SHA-3-256 - 75.77 seconds (75772153318 nano-seconds), digest: "8e41cb790bc5c80b3fe339f17d1b1c8871c0afe888a0e2692efbdc7e55656203"
Blake2s   - 18.64 seconds (18638122420 nano-seconds), digest: "ccae52d11f9e49ba565635be5e88533444392f869f9d0fc1b66d76bc85b33042"
MD5: 2.28x, SHA-256: 1.00x, SHA-3-256: 0.51x, Blake2s: 2.06x
tatsuya6502 commented 7 years ago

One more thing.

In addition to Blake2s, I tried Blake2b algorithm. Blake2b is optimized for 64-bit processors while Blake2s is optimized for 32-bit processors.

I tried two different Rust implementations, one from blake2 crate, and another from blake2-rfc crate. Blake2b specification supports output digest length from 1 byte to 64 bytes (512 bits). The one in blake2 crate supports only 64-byte digest. The one in blake2-rfc crate supports other digest lengths.

Here is the result.

Generating a random input data (length: 8.00 GB)
Generated the random input data in 55.60 seconds (55603870343 nano-seconds)

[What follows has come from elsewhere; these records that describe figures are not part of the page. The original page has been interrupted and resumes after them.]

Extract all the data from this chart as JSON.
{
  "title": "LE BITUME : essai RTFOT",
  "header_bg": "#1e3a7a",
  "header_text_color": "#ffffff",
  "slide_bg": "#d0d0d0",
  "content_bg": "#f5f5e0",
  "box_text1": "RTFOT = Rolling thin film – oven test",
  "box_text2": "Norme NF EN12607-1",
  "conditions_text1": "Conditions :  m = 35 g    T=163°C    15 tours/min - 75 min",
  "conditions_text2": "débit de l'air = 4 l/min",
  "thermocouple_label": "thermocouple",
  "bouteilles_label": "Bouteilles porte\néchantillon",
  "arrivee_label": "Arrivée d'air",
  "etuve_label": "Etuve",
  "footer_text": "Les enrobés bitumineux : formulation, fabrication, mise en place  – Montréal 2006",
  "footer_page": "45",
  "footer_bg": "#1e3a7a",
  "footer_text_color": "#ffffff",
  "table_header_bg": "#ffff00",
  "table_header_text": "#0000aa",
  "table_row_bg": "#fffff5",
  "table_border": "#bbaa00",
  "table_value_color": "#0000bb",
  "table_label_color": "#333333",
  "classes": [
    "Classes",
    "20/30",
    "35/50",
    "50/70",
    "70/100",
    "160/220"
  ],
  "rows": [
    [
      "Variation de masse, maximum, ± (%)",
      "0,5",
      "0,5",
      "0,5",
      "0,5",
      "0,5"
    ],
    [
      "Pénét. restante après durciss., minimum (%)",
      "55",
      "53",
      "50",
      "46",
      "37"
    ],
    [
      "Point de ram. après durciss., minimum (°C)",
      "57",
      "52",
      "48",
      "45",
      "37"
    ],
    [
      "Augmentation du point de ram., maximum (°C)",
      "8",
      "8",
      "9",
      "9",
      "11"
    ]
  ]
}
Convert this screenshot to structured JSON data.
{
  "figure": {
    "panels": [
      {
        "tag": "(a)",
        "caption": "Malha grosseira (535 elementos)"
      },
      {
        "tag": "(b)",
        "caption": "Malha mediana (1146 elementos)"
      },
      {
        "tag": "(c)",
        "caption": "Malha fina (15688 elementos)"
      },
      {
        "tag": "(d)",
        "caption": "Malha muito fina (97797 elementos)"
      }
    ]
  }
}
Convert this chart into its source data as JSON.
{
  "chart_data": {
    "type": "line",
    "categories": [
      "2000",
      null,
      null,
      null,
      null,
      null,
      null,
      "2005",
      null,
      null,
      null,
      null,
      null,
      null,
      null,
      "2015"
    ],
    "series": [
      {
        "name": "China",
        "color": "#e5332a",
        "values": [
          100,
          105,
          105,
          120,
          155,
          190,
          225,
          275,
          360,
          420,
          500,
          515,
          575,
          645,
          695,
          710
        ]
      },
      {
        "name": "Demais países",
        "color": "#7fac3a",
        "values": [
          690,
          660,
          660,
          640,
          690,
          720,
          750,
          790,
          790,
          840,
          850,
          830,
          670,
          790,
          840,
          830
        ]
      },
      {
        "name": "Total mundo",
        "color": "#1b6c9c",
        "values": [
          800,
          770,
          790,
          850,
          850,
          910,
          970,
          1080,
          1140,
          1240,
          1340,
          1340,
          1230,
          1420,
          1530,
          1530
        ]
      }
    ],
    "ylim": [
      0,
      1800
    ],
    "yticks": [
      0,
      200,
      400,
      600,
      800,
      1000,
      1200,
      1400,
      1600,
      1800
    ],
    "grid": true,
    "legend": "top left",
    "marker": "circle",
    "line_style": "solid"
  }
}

MD5 (asm)      - 16.69 seconds (16692586716 nano-seconds), digest: "705018a32b2a413ec7fd8dedc5dd101a"
SHA-256 (asm)  - 38.67 seconds (38669932913 nano-seconds), digest: "69de2109a91cd2dccf6d1ec447fa3975c0c44ab32459e178e31569bff09ce9d1"
SHA-3-256      - 74.75 seconds (74753649469 nano-seconds), digest: "8e41cb790bc5c80b3fe339f17d1b1c8871c0afe888a0e2692efbdc7e55656203"
Blake2s        - 18.61 seconds (18611652197 nano-seconds), digest: "ccae52d11f9e49ba565635be5e88533444392f869f9d0fc1b66d76bc85b33042"
Blake2b (256): - 11.71 seconds (11712793972 nano-seconds), digest: "7ce3ae3057db72f0061f6708917fe59dc3a78fc93621672371a4bf24aa491a34"
SHA-512 (asm)  - 23.83 seconds (23832185958 nano-seconds), digest: "f6c6b185590487c438e2edfc86e64b32839907514c2f05a70c1bb5715859003c3bd27d2f6fc3de6f2628458e2a99f4740f53dc212674c656ac8da450629e099c"
SHA-3-512      - 133.40 seconds (133402463870 nano-seconds), digest: "d5a730ca9d5a0081974c9dab0c86b8852b0ba8e056a645d10d1daded84eae35d2ad9e59369300d34400a55d30aa3bf5e3c1ba5d4aabbd2c4cdf679707f1cca27"
Blake2b        - 11.72 seconds (11721107983 nano-seconds), digest: "2fc585a49cc8e54f335498b13198768bb4c2cd26e55c0b72d2fb48cde49fb4847e20f0e1184b49492275abe643849f29c0eb3140cefd0ded2e3428df86492dec"

Speed ups:
  MD5 (asm):     2.32x
  SHA-256 (asm): 1.00x
  SHA-3-256:     0.52x
  Blake2s (256)  2.08x
  Blake2b (256): 3.30x
  SHA-512 (asm): 1.62x
  SHA-3-512:     0.29x
  Blake2b (512): 3.30x

Blake2b from both crates outperformed MD5. The digest length seems to have no impact to performance; they both 3.3 times faster than the assembly implementation of SHA-256.

Conclusion

We will use Blake2b algorithm for the best performance on 64-bit processors, with 32 bytes (256 bits) digest for space efficiency.